Lo hanno fatto in un documento di Linda Bell
(Istituto tedesco di Studi sul Lavoro) e Richard Freeman (Università di
Harvard) tramite un’indagine empirica rigorosamente economica, ossia
amministrando questionari ad un campione di lavoratori tedeschi ed americani.
Le differenze in ore lavorate e impegno (quindi, produttività) e il loro
cambiamento negli ultimi 30 anni non risalgono a determinanti sociologiche ma a
come lo stato sociale (con i relativi ammortizzatori) si è esteso in Germania
(e nel resto d’Europa) mentre è rimasto minimo negli Usa. Negli Stati Uniti, in
breve, si lavorano più ore che in Europa perché si teme di finire sul lastrico
se si resta senza lavoro. Altra determinante è il prestigio sociale che gli
americani attribuiscono agli alti redditi da lavoro. Non è il caso di
riprendere questi temi nel delineare il futuro della normativa sul lavoro.
Un lavoro freschissimo di Alexander Bick (Arizona
State University), Bettina Bruggemann (NcMaster University) e Nicola
Fuchs-Schundeln (Goethe Univeistaat di Francoforte) – IZA Discussion Paper No.

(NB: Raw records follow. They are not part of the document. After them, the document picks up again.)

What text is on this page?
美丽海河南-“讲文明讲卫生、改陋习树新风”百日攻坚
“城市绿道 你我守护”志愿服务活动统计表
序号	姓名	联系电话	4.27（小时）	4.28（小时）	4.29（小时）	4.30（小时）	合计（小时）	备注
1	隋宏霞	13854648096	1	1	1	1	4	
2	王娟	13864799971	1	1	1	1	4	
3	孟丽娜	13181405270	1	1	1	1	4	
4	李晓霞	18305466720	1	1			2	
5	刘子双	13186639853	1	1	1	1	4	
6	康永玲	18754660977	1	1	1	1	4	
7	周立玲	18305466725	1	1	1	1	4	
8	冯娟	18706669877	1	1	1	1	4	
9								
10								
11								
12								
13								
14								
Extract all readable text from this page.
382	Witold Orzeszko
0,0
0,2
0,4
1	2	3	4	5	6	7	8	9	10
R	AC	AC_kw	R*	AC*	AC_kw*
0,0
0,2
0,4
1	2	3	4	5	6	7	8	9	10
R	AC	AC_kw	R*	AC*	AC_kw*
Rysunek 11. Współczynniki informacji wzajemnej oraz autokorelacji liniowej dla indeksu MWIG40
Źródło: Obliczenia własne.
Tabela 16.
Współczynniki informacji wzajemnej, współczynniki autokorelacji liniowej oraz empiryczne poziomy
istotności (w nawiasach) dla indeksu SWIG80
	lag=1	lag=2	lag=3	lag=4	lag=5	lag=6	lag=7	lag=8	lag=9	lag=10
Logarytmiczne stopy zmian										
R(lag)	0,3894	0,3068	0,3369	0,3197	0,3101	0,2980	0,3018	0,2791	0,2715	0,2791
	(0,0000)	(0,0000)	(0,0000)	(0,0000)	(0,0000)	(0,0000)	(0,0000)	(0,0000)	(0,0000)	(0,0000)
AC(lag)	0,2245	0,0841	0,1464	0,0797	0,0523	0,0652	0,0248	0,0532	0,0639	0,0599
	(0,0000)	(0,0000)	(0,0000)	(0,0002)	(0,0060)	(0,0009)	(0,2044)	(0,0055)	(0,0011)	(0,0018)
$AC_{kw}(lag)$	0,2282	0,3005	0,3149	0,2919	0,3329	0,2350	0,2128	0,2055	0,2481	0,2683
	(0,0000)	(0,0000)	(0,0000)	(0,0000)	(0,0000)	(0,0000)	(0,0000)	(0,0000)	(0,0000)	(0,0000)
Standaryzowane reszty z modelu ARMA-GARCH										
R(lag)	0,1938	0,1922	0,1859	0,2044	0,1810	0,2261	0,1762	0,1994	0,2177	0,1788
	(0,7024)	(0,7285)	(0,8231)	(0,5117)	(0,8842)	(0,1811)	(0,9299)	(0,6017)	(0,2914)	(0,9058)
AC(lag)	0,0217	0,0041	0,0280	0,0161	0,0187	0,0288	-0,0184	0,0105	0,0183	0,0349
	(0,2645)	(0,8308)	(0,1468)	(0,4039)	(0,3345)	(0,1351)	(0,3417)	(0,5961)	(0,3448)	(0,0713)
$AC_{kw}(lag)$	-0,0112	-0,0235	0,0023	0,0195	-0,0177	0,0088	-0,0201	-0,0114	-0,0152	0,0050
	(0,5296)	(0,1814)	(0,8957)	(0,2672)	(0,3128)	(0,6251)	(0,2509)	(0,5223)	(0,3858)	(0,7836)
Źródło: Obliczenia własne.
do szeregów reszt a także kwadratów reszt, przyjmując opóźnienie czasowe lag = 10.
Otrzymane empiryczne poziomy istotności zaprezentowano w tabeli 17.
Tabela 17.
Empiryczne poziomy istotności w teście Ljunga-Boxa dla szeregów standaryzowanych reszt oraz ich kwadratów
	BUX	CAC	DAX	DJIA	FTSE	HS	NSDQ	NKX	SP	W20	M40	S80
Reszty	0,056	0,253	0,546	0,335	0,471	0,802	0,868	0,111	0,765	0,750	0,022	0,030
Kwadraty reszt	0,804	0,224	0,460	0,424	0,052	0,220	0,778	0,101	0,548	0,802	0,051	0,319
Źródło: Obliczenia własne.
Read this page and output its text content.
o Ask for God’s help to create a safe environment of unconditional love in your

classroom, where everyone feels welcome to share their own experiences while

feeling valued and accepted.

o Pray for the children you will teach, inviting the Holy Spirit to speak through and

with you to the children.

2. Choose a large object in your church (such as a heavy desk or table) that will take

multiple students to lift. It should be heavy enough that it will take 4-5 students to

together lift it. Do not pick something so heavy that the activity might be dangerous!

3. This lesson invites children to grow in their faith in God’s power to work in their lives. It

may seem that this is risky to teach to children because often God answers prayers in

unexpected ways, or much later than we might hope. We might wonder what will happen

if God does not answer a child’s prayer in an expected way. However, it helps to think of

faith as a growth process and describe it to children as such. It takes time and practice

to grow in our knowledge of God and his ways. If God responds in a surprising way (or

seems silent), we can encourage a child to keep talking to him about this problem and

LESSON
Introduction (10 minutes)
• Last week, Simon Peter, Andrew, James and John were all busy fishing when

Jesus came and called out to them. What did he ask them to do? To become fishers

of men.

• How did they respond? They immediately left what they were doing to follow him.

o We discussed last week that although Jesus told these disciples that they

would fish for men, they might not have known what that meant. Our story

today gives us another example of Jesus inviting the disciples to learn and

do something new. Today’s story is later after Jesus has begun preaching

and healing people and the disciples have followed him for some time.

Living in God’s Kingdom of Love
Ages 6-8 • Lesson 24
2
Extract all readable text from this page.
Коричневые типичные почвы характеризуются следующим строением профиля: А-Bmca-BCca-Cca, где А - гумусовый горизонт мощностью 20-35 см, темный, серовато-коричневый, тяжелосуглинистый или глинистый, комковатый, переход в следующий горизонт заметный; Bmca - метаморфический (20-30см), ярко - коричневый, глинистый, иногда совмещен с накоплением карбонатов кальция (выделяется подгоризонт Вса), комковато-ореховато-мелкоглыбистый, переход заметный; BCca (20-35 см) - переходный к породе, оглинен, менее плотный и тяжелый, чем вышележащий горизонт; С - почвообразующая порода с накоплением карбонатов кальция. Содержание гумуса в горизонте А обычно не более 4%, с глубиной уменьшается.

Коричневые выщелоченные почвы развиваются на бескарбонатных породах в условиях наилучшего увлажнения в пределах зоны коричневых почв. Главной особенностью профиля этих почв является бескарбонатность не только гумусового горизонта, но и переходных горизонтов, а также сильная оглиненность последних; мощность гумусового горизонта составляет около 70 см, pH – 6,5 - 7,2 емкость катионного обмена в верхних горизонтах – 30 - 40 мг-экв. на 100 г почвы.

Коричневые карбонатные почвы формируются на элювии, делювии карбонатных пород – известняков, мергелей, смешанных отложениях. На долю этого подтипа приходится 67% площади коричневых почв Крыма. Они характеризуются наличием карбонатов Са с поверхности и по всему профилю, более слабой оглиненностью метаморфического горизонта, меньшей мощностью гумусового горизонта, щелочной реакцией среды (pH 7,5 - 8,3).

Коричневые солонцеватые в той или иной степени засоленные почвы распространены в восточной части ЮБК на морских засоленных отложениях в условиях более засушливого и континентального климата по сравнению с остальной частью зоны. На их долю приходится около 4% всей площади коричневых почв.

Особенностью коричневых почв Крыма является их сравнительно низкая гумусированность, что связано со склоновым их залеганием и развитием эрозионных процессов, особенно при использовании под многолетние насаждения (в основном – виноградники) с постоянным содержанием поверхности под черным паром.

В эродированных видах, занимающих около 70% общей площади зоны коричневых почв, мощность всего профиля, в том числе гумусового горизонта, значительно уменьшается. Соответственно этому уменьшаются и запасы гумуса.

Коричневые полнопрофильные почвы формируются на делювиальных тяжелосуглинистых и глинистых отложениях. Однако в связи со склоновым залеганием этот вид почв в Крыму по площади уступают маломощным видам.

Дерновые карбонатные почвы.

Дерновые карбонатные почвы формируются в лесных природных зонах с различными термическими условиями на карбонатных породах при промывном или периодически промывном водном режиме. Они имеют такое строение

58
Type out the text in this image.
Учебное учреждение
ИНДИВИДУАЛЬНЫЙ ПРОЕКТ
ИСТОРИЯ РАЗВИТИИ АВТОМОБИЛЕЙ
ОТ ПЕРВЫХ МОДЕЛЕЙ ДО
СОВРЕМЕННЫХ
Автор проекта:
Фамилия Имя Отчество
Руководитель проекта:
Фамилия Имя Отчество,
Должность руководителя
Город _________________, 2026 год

10179 – utilizza i dati delle indagini nazionali sulle forze di lavoro dal 1983
al 2011 per esaminare le ore effettivamente lavorate per persona occupata a
livello aggregato per 18 Paesi europei e per gli Stati Uniti. In generale, gli
europei occupati lavorano su base annua il 19% di meno degli americani. Circa
la metà del differenziale deve attribuirsi a livelli d’istruzione ed a
normative nazionali su ferie e congedi. Dalla crisi non abbiamo appreso nulla.